Sometimes, I panic. Is my memory of you fading? Do I remember the sound of your voice? Are you slipping away from me?  But then, I see something of you in one of the boys and it leaves me breathless.  I wish you were here to see them and know them; A’s thoughtfulness and wordsmithery, J’s cleverness and keen wit, D’s kindness and wise old soul. They are a living monument to you, better than the most ornate headstone. You live on inside of them and inside of me.

We miss you today, and everyday. Happy Birthday dad.

Happy Twenty-One

376925_2377779637408_1114509731_nIt’s March 18th and it’s snowing.  Just like it was twenty-one years ago.

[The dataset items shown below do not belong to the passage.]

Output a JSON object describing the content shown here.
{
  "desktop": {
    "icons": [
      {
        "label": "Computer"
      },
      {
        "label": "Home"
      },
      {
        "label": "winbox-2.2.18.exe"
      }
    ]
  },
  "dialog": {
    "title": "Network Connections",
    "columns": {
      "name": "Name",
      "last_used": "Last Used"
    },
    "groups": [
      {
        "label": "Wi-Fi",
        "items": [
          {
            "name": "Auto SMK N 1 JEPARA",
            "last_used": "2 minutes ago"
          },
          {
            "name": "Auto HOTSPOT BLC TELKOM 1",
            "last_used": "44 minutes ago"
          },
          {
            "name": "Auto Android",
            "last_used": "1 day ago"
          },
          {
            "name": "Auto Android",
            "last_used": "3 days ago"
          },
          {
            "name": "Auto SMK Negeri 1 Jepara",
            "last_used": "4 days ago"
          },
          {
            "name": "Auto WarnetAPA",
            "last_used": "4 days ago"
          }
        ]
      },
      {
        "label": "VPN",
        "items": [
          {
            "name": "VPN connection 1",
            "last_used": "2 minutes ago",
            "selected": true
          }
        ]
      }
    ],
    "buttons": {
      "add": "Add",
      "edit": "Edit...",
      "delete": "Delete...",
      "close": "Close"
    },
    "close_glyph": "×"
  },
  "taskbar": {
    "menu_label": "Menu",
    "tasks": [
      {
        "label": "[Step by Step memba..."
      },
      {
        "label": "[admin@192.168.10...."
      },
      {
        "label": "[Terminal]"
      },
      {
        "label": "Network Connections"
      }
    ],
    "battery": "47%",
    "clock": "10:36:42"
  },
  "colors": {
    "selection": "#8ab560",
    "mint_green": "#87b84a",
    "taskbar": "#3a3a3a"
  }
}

Twenty-one years ago on a snowy evening like this one I went into labor and the following morning I became a mother.  Has it been twenty-one years already?  Has it only been twenty-one years? Nothing prepared me for that experience.  Nothing. Not the well-intentioned warnings of veteran parents. Not the hundreds of parenting tomes that I had read in preparation for the grand event.  It happens every day.  It is the most routine of matters, giving birth.  But, when it happens to you, the world shifts on its axis.  It is the most extraordinary of events. The nurses handed me my baby and said, “Congratulations, mom.”  I looked around.  Who were they calling mom?

It didn’t go well for Mr. Baby and me in the beginning.  We didn’t suit.  I wanted to sleep, he didn’t.  I wanted to go places and, apparently, where I went, he too, went.  It was hard to wrap my mind around that.  I relished quiet and order and he loved noise and chaos. We were really at cross purposes. As he clung to me with tightly fisted hands, his baby breath warm on my face, the enormity of the task loomed terrifyingly before me. I knew only one thing with clarity, I would throw myself in front of a train to keep my baby safe.  It was a start.  I threw out the books.  I followed my gut.  We taught each other.  He cried, I cried.

Some days were endless, hauling the little fellow from one baby friendly apparatus to another, ten minutes under the Gymini, then ten in the swing, then ten in that bouncy seat.  I looked at the clock and then, startled, looked again and wondered how it was possible for time to move backwards.  Now, I wonder how it is that endless days turned into years that flew?

Today, I look out at the snow.  He calls from college.  “It’s snowing,” he says.  “Do you remember,” I ask, “that it snowed the night I went into labor with you?”  “I guess I don’t remember it that well” he replies. You were all there, my boy, in that tiny, little bundle they handed me.  And, I was “mom” even if I didn’t realize it yet. We found our way, together. We figured it out.

It’s March 19th and you are twenty-one.  Happy birthday, my sweet boy!